报告题目: Analysis aspect of tropical climate models

报告人:   牛冬娟 教授(首都师范大学)

报告摘要：

In this talk, I will primarily present the mathematical theory of TCM, which includes its well-posedness, large-time behavior, and nonlinear stability around the shear flows. Precisely, I first introduce the global well-posedness and large-time behavior of 2D TCM under smallness assumption of the initial data.
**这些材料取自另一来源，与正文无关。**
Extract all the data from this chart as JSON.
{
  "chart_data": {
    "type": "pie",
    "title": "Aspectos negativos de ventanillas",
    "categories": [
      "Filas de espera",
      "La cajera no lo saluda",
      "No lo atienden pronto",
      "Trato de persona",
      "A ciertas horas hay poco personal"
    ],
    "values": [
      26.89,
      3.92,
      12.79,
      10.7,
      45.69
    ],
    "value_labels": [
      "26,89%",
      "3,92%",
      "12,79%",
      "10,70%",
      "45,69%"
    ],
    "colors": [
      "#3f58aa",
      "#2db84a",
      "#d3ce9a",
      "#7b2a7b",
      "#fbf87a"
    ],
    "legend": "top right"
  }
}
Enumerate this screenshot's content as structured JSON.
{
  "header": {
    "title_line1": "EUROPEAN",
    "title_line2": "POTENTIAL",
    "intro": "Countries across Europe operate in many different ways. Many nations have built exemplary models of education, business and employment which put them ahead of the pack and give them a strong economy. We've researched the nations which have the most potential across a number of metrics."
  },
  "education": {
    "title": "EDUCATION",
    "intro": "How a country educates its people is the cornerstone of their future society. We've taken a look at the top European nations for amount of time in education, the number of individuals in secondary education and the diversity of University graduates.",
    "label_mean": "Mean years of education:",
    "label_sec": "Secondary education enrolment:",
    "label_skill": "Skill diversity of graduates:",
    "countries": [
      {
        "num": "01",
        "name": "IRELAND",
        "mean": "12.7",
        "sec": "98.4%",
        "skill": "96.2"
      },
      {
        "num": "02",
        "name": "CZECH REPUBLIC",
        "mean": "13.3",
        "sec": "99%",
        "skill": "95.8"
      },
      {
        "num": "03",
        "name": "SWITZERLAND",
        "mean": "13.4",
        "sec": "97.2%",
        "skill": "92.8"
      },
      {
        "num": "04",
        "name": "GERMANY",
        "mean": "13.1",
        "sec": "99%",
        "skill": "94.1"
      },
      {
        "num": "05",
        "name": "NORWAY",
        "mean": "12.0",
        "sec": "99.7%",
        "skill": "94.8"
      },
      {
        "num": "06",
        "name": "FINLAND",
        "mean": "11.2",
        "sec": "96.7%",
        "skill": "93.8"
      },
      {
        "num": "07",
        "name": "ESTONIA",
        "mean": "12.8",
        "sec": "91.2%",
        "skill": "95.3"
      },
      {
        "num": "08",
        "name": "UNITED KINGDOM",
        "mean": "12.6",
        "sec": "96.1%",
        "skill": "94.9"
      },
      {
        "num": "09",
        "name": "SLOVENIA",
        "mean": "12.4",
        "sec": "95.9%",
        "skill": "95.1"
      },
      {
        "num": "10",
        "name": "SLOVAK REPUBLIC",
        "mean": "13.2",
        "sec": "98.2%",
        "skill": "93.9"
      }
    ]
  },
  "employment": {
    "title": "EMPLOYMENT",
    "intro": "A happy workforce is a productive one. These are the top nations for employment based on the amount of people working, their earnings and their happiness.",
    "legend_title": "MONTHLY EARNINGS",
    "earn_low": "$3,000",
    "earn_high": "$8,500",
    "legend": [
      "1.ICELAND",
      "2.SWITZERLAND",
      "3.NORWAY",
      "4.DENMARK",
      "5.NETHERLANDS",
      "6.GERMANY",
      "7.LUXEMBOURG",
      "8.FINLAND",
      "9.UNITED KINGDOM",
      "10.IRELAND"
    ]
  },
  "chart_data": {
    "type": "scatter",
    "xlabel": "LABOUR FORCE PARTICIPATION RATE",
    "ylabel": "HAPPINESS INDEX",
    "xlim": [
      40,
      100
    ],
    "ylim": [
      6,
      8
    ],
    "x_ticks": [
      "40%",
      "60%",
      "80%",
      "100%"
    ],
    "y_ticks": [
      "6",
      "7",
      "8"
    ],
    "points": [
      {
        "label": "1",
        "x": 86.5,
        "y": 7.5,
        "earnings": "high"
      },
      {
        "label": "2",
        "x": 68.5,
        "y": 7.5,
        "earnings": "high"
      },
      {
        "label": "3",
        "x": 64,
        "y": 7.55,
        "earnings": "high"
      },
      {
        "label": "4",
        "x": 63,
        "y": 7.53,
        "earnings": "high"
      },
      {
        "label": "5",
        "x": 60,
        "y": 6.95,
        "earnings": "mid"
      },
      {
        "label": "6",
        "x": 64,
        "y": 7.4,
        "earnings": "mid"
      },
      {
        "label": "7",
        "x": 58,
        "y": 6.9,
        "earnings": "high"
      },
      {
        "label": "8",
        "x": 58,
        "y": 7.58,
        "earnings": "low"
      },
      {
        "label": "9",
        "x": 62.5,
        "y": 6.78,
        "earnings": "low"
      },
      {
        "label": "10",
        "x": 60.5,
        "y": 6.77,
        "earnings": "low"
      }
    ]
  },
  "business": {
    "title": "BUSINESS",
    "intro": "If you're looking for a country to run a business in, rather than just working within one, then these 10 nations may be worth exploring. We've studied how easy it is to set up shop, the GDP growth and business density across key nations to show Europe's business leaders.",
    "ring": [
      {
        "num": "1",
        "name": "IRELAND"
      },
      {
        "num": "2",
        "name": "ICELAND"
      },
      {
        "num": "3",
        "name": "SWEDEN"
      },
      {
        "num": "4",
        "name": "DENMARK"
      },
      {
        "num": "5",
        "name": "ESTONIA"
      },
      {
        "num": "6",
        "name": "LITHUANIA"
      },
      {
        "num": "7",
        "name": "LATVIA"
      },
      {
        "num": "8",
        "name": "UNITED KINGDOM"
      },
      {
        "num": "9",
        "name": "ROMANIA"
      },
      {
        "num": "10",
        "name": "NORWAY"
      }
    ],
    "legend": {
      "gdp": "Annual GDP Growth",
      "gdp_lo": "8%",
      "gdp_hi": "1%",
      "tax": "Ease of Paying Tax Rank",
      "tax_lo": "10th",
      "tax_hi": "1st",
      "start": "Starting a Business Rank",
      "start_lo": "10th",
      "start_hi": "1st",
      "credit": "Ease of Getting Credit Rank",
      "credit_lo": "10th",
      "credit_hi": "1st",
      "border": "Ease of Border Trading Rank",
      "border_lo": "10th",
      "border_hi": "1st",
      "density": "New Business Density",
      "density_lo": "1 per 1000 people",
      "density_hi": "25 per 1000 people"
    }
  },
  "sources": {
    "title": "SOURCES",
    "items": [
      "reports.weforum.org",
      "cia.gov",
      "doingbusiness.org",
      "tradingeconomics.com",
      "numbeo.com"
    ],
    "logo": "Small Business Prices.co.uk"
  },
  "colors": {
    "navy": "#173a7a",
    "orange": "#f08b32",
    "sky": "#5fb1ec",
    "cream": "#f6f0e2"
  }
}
To explore the intrinsic relationship between the first baroclinic mode of the velocity and temperature, we further investigate the stability around the steady-state solution and the optimal time decay rates for 3D TCM. The key points here are that we remove the smallness assumption on the lower-frequency part of the initial data and establish both the upper and lower bounds of the time decay rate. Finally, we prove the nonlinear stability around the Couette flow for 2D viscous TCM by virtue of the enhanced dissipation generated by the non-self-adjoint operator y\partial_x-\Delta.

报告人简介：牛冬娟，首都师范大学数学科学学院教授，博士生导师。主要研究不可压缩Navier-Stokes方程及相关流体模型解的适定性及渐近行为以及边界层问题等。曾多次受邀访问美国、中国香港、巴西、波兰等知名学府及科研机构并多次在国际重要学术会议上做邀请报告。在国际知名期刊SIAM Journal on Mathematical Analysis、Indiana Univ. Math. J.等发表20余篇学术论文。多次获得国家自然科学基金及北京市自然科学基金资助。

报告时间: 2026.5.11(周一) 上午 10:30-11:30

报告地点: 逸夫楼1537